Напротив, все остальные люди, по-видимому, склонны удовлетвориться перевариванием пищи («Второе нашествие марсиан»), примитивными развлечениями или наркотиками («Хищные вещи века»).
Страсть этих избранных к творческой работе индивидуумов соединенная с бесстрастным (якобы бесстрастным, потому что он включает много страсти) рациональным анализом, позволяет им творить технологические чудеса и возвышаться над повседневным окружением: «Они знали кое-какие заклинания, умели превращать воду в вино и каждый из них не затруднился бы накормить пятью хлебами тысячу человек. Но магами они были не поэтому… Они были магами потому, что очень много знали… Они приняли рабочую гипотезу, что счастье в непрерывном познании неизвестного…» («Понедельник начинается в субботу»).
Она, эта страсть, единственная, наполняет жизнь содержанием и, может быть, только она удерживает мир от глобальной катастрофы. Она превращает своих пассионариев в небожителей в прямом («Волны гасят ветер») и, еще больше, в переносном смысле («Трудно быть Богом»).

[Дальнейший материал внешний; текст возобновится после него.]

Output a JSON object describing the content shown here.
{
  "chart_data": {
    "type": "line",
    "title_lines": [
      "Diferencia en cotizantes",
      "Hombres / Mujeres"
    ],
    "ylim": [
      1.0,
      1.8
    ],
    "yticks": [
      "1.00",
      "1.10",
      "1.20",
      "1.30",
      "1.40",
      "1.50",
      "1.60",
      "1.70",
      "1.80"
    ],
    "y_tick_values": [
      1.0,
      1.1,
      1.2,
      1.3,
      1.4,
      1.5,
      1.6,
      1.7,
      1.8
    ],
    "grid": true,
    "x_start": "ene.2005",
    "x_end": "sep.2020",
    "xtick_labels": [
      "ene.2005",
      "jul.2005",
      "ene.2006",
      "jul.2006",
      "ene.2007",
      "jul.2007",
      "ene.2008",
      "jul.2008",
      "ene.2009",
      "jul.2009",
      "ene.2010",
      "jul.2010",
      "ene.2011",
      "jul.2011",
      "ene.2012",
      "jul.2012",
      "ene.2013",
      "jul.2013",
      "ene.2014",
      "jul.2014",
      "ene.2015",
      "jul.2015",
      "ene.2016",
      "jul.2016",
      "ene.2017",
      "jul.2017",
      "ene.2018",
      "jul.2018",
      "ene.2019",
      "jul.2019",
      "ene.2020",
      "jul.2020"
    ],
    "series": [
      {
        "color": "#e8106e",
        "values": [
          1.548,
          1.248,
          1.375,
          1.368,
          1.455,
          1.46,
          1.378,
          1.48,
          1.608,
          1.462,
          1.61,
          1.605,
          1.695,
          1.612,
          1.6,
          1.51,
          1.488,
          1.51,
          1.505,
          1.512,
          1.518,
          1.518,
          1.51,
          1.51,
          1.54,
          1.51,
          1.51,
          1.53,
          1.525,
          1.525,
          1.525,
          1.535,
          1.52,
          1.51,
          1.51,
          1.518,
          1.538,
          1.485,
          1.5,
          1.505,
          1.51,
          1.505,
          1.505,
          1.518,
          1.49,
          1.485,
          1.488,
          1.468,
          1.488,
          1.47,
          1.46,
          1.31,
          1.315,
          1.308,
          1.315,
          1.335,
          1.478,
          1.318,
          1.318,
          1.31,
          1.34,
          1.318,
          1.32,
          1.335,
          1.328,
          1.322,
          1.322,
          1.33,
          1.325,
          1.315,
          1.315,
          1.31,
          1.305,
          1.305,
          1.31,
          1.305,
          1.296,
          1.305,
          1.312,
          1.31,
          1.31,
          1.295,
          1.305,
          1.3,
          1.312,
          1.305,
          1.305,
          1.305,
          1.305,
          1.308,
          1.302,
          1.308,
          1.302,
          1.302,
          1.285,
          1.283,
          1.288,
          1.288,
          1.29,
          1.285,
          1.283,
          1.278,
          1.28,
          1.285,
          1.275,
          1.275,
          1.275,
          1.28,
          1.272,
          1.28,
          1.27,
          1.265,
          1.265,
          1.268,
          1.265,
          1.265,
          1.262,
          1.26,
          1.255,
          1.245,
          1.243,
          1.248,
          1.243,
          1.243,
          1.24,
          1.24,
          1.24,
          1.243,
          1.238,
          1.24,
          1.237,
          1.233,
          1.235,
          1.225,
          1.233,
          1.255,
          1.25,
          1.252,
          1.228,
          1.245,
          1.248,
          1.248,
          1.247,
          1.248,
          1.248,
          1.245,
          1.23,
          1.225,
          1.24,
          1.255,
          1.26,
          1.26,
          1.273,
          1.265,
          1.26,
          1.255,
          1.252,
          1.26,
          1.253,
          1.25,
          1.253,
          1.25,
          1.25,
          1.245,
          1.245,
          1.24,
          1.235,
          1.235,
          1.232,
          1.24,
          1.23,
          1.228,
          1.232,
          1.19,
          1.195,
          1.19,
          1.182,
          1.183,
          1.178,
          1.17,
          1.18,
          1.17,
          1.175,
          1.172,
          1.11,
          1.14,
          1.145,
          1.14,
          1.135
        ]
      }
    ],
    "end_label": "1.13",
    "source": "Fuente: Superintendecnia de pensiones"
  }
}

Несмотря на свои фантастические сюжеты, Стругацкие очень точно передают типологию и атмосферу российских отраслевых институтов и «шарашек». Этика этой технологической элиты аналогична кальвинистской доктрине избранности в представлении Макса Вебера: специалист предопределен своей одаренностью (т. е. свыше) к высокой миссии, а его профессиональные достижения доказывают и подтверждают его высокое назначение и одаренность. Он должен напряженно работать, чтобы доказать себе и другим, что он действительно принадлежит к тому самому редкому меньшинству, которое только и способно работать напряженно. Такой ход мыслей приводит, если не к успеху, то к внутреннему удовлетворению.
Он также создает условия для жесткой (пуританской) дисциплины рабочего поведения, составляющей яркий контраст ко всеобщей российской разболтанности.
Конечно, это мифология технократов. Она в прошлом сочеталась со снисходительным отношением к несовершенству человеческой природы, называемым в просторечии либерализмом, но в критической ситуации чревата взрывом насилия (как, собственно, и подсказывала повесть М. Булгакова и логика диссидентства).
В «Трудно быть Богом» сгоряча, а во «Втором нашествии марсиан», «Обитаемом острове» и «Хищных вещах века» уже обдуманно, интеллектуалы берут в руки оружие.